Moreover the section has not touched the well-established distinction in principle between those matters which are properly within the jurisdiction of the decision-maker and those matters in which the court can properly intervene. It has introduced a requirement with which the decision-maker must comply, namely the recognition of the priority to be given to the development plan. It has thus introduced a potential ground on which the decision-maker could be faulted were he to fail to give effect to that requirement. But beyond that it still leaves the assessment of the facts and the weighing of the considerations in the hands of the decision-maker. It is for him to assess the relative weight to be given to all the material considerations. It is for him to decide what weight is to be given to the development plan, recognising the priority to be given to it. As Glidewell L.J. observed in Loup v. Secretary of State for the Environment and Another (1995) 71 P. & C.R. 175 at p. 186 "What section 54A does not do is to tell the decision-maker what weight to accord either to the development plan or to other material considerations." Those matters are left to the decision-maker to determine in the light of the whole material before him both in the factual circumstances and in any guidance in policy which is relevant to the particular issues."

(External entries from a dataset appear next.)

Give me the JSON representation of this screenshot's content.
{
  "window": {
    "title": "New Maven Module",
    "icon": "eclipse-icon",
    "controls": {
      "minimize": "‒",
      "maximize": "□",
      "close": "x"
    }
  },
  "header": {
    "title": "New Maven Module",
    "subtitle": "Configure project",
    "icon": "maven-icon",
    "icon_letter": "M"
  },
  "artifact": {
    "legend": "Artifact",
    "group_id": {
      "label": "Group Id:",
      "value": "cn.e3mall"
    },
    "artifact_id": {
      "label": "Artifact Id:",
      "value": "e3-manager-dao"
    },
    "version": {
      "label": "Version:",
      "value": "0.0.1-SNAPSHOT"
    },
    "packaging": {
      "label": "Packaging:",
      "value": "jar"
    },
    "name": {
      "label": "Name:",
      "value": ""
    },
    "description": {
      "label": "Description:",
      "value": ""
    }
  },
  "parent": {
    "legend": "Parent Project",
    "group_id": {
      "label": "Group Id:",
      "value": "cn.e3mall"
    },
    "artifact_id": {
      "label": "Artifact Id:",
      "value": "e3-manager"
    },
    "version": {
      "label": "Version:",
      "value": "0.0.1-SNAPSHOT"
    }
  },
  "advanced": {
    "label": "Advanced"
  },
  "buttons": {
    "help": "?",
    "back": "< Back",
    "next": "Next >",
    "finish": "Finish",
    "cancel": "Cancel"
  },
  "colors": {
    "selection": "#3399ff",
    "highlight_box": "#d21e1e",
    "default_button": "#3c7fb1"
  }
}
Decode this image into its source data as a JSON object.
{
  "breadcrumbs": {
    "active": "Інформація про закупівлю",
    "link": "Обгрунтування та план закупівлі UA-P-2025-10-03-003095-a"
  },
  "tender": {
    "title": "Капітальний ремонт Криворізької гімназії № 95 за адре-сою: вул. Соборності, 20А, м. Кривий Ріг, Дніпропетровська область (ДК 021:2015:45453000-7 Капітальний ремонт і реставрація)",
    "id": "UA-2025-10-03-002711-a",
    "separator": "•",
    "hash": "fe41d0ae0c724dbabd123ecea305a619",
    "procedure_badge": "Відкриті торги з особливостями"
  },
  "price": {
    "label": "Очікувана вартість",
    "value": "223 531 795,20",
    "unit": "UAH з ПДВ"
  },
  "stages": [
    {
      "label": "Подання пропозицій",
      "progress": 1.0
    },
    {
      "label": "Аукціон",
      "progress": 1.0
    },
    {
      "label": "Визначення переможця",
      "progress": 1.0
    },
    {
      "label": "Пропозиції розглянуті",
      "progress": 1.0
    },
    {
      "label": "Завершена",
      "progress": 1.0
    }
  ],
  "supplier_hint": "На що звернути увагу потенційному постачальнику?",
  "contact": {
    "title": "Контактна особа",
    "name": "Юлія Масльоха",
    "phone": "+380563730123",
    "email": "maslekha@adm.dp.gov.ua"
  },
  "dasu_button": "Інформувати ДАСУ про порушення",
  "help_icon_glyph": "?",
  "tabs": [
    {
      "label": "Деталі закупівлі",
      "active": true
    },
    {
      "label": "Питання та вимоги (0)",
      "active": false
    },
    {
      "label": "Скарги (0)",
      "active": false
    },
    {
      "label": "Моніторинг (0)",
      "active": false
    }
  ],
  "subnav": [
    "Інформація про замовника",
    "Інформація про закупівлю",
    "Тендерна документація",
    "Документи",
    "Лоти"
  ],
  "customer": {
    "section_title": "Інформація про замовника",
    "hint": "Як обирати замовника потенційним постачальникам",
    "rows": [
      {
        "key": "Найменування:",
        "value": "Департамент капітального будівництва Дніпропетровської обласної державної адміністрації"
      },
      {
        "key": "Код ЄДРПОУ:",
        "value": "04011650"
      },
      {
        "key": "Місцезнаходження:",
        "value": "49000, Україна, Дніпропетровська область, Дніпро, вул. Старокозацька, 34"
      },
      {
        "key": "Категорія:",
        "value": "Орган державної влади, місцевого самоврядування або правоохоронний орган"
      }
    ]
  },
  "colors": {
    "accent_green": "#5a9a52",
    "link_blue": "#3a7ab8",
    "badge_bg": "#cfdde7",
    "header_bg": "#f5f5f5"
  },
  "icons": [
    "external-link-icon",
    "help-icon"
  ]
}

"In the practical application of section 18A it will obviously be necessary for the decision-maker to consider the development plan, identify any provisions in it which are relevant to the question before him and make a proper interpretation of them. His decision will be open to challenge if he fails to have regard to a policy in the development plan which is relevant to the application or fails properly to interpret it. He will also have to consider whether the development proposed in the application before him does or does not accord with the development plan. There may be some points in the plan which support the proposal but there may be some considerations pointing in the opposite direction. He will require to assess all of these and then decide whether in light of the whole plan the proposal does or does not accord with it. He will also have to identify all the other material considerations which are relevant to the application and to which he should have regard. He will then have to note which of them support the application and which of them do not, and he will have to assess the weight to be given to all of these considerations. He will have to decide whether there are considerations of such weight as to indicate that the development plan should not be accorded the priority which the statute has given to it. And having weighed these considerations and determined these matters he will require to form his opinion on the disposal of the application. If he fails to take account of some material consideration or takes account of some consideration which is irrelevant to the application his decision will be open to challenge. But the assessment of the considerations can only be challenged on the ground that it is irrational or perverse." [Italics added].
Discussion
"He will have to decide whether there are considerations of such weight as to indicate the development plan should not be accorded the priority which the statute has given to it."
"What is absent, however, I accept, is any discussion as to the primacy of H9 in the circumstances of this proposed greenfield site, in other words, why it might be important to obtain this greenfield site and why the other material considerations militated against that primacy in this instance."
"Whilst an undeveloped site, I agree with the appellant that there are other policies and considerations that should be taken into account."